Antimicrobial peptides, disease severity and exacerbations in bronchiectasis.
Sibila, O, Perea, L, Cantó, E, Shoemark, A, Cassidy, D, Smith, AH, Suarez-Cuartin, G, Rodrigo-Troyano, A, Keir, HR, Oriano, M, et al
Thorax. 2019;(9):835-842
Abstract
RATIONALE Recently a frequent exacerbator phenotype has been described in bronchiectasis, but the underlying biological mechanisms are unknown. Antimicrobial peptides (AMPs) are important in host defence against microbes but can be proinflammatory in chronic lung disease.

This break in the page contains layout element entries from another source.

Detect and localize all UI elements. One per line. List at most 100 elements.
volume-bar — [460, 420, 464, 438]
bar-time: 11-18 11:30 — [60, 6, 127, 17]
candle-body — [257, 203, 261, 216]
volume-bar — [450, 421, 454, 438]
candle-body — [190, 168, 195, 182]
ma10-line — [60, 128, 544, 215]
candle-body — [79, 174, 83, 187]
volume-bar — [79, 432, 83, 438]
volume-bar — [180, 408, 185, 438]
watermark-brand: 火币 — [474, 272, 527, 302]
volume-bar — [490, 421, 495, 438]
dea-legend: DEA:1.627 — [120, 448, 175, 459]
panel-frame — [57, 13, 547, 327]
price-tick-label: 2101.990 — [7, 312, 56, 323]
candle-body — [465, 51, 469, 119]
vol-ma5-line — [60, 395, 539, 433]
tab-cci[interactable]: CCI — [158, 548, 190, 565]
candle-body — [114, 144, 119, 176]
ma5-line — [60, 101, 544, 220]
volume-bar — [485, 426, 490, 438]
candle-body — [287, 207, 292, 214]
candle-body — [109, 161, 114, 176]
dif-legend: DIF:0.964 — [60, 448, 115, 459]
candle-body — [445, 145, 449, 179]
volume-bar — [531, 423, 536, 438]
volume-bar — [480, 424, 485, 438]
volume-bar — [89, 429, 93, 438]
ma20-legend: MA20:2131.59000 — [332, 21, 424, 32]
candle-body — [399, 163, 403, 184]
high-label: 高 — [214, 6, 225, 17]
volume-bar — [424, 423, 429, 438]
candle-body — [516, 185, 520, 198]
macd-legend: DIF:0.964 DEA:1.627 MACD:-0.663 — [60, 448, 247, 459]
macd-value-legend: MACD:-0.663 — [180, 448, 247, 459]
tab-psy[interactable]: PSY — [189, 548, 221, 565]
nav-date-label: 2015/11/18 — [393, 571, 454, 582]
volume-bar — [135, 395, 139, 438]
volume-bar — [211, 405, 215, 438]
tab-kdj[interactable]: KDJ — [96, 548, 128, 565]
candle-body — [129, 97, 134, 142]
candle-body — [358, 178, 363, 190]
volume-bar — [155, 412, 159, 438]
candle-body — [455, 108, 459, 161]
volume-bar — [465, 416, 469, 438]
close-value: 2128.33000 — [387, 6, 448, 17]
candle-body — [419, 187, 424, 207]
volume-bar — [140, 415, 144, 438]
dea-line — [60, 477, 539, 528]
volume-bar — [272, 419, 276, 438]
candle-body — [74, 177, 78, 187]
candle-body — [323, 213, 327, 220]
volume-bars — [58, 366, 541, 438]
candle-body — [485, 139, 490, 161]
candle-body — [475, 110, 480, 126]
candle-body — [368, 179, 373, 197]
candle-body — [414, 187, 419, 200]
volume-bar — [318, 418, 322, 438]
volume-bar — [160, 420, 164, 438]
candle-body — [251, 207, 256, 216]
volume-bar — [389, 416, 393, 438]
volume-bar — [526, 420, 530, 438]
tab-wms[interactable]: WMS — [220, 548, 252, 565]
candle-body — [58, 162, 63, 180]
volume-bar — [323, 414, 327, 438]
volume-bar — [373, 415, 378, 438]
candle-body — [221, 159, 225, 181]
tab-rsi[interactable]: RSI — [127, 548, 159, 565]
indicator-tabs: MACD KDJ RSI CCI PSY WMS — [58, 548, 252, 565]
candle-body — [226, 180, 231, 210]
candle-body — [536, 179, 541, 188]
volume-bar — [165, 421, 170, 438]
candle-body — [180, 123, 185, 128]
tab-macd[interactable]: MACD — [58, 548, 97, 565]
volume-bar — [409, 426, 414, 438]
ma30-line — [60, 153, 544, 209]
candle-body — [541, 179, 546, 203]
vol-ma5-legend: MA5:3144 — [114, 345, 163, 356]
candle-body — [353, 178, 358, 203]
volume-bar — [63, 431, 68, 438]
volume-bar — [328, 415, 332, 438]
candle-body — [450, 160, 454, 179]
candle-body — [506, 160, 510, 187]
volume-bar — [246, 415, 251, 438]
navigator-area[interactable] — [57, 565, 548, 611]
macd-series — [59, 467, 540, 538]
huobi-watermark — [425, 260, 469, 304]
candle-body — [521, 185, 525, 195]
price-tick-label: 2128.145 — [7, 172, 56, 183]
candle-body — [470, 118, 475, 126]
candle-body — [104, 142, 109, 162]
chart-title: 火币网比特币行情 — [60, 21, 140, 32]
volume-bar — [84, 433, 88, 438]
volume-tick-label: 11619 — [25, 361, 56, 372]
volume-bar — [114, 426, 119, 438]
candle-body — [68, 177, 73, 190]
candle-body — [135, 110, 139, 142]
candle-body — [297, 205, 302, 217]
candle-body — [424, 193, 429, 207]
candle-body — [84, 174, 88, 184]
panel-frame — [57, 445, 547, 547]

OBJECTIVES To determine pulmonary and systemic levels of AMP and their relationship with disease severity and future risk of exacerbations in bronchiectasis. METHODS A total of 135 adults with bronchiectasis were prospectively enrolled at three European centres. Levels of cathelicidin LL-37, lactoferrin, lysozyme and secretory leucocyte protease inhibitor (SLPI) in serum and sputum were determined at baseline by ELISA. Patients were followed up for 12 months. We examined the ability of sputum AMP to predict future exacerbation risk. MEASUREMENTS AND MAIN RESULTS AMP levels were higher in sputum than in serum, suggesting local AMP release. Patients with more severe disease at baseline had dysregulation of airway AMP. Higher LL-37 and lower SLPI levels were associated with Bronchiectasis Severity Index, lower FEV1 (forced expiratory volume in 1 s) and Pseudomonas aeruginosa infection. Low SLPI levels were also associated with the exacerbation frequency at baseline. During follow-up, higher LL-37 and lower SLPI levels were associated with a shorter time to the next exacerbation, whereas LL-37 alone predicted exacerbation frequency over the next 12 months. CONCLUSIONS Patients with bronchiectasis showed dysregulated sputum AMP levels, characterised by elevated LL-37 and reduced SLPI levels in the frequent exacerbator phenotype. Elevated LL-37 and reduced SLPI levels are associated with Pseudomonas aeruginosa infection and can predict future risk of exacerbations in bronchiectasis.